Fiche technique
Film américain
Date de sortie : 4 juillet 2012
Genre : histoires sans lien
Durée : 1h51
Scénario : Woody Allen
Photographie : Darius Khondji
Avec Woody Allen (Jerry), Penélope Cruz (Anna), Alec Baldwin (John), Judy Davis (Phyllis), Roberto Benigni (Leopoldo), Ellen Page (Monica)…
Synopsis : To Rome with Love nous fait partir à la découverte de la ville éternelle à travers différentes histoires de personnages, de simples résidents ou de visiteurs pour l’été, mêlant romances, aventures et quiproquos. (allocine)
Mon avis : Quand le mélange ne prend pas
À entendre Woody Allen, le financement de To Rome with love provient de collectivités locales et d’abattements fiscaux. En voyant les affreuses scènes d’introduction et de conclusion, on se demande si ce mode de promotion touristique est vraiment pertinent. En creusant un peu le sujet, on découvre que notre bon vieux Woody a voulu élaborer une intrigue autour du Decameron de Boccace. Le résultat laisse tout de même perplexe, surtout si on le compare à l’adaptation qu’en avait faite Pier Paolo Pasolini au début des années 1970. Ce nouvel opus allenien semble bien pâle face à l’œuvre sensuelle et décadente du réalisateur italien. On se demande alors ce qu’a voulu signifier Allen avec un film sympathique au premier abord mais vite lassant.
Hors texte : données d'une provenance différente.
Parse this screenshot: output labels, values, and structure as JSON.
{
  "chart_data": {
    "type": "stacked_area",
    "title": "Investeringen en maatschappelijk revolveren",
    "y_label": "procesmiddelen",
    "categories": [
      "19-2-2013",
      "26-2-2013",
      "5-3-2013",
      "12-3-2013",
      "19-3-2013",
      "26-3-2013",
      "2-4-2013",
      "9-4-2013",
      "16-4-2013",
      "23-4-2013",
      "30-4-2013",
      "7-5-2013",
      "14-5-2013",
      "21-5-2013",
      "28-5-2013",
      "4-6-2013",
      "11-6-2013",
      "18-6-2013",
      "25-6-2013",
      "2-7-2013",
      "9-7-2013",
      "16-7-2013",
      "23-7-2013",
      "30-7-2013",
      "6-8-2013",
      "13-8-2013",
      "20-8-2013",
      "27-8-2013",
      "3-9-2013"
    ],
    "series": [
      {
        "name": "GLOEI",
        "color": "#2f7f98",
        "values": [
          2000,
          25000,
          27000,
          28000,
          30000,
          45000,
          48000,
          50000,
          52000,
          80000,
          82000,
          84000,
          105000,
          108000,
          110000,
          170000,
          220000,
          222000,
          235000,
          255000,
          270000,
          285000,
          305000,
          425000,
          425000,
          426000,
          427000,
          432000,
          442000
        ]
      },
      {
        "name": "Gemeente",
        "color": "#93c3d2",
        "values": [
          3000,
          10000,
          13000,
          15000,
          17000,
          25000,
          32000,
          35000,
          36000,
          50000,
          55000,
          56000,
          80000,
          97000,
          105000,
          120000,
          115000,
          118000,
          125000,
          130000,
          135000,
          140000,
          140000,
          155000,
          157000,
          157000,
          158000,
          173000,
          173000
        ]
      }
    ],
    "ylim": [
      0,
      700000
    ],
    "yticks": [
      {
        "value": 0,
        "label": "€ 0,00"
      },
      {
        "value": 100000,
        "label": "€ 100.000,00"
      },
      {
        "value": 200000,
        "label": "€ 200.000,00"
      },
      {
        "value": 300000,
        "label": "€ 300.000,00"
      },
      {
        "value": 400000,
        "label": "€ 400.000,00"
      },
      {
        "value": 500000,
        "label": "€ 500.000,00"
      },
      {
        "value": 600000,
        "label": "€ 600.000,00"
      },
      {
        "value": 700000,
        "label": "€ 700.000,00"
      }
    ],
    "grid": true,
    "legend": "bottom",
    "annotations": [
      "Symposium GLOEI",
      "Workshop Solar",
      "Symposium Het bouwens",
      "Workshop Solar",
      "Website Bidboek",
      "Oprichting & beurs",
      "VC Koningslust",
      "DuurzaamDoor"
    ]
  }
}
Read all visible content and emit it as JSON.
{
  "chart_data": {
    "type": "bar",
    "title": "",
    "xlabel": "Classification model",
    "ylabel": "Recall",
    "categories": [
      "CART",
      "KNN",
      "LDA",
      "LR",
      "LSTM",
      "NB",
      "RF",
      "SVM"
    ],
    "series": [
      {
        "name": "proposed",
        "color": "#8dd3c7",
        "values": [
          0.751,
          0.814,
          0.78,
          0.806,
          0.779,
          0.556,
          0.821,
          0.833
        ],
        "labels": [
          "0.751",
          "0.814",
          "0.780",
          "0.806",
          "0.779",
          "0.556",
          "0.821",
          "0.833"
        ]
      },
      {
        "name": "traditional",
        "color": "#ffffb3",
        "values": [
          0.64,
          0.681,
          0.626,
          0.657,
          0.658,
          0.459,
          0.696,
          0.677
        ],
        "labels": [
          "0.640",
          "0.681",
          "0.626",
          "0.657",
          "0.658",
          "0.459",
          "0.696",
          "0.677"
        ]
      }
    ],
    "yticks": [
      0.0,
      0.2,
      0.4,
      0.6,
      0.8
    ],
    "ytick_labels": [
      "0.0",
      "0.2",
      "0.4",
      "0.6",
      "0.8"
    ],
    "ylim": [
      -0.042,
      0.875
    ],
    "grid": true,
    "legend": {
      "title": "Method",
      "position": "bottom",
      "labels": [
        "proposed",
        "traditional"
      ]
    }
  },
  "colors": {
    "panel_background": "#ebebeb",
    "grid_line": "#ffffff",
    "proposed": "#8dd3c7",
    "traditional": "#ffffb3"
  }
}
Une touriste américaine à Rome cherche la Fontaine de Trevi et demande son chemin à un jeune italien. Ils passent finalement la journée ensemble et se trouvent de nombreux points communs. Leur romance d’un jour semble d’ailleurs plus sérieuse qu’elle n’en avait l’air. Pendant ce temps, un architecte boit un verre sur une terrasse avec son épouse et des amis qui veulent visiter la ville. Lui préfère retourner seul au Trastevere, le quartier où il habitait quand il était étudiant. En cherchant son ancienne maison, il rencontre un jeune architecte qui le reconnaît et lui propose de l'accompagner, puis de boire un verre chez lui avec sa compagne. Celle-ci propose à son compagnon d'accueillir chez eux sa meilleure amie, qui vient de rompre avec son copain.
Le début de To Rome with love est assez bon. Rythmé, drôle, plein de charme, on se dit qu'on a retrouvé le malicieux Woody Allen d'antan. La photographie de Darius Khondji met en valeur les décors romains, qui n'ont de toute façon pas besoin de grand chose pour éveiller en nous des émotions. Les répliques fusent, souvent avec brio, et on se surprend à rire de très bon cœur devant quelques-uns des savoureux personnages que nous a concocté le réalisateur.

Sans compter un casting équilibré qui ménage acteurs locaux (les charmants Riccardo Scamarcio et Ornella Muti pour des rôles certes anecdotiques mais savoureux) et stars américaines (le duo Jesse Eisenberg - Ellen Page fonctionne assez bien). Et puis, malgré une bande originale complètement ratée, un film qui emploie l’excellente Judy Davis ne peut pas être foncièrement mauvais. Malheureusement au bout d'un certain moment la mécanique de To Rome with love se grippe. Les histoires tournent sur elles-même, les blagues se répètent.
Prenons le cas du segment consacré à Roberto Benigni : l'idée est bonne de pointer du doigt la télé réalité et ses célébrités factices mais le propos en reste là. Woody Allen fait tout de même bien de mettre une pincée d'absurde dans son humour avec par exemple ce chanteur d'opéra sous la douche qui rappelle les Marx Brothers. Il a également la bonne idée d'utiliser Alec Baldwin dans un rôle poétique qui rappelle certains des plus beaux films de Woody Allen. Seulement toutes ces idées restent à l'état de projet et finissent par laisser un goût d'inachevé. On ressort de To Rome with love un peu déçu même si la petite musique d’Allen arrive encore un peu à nous charmer.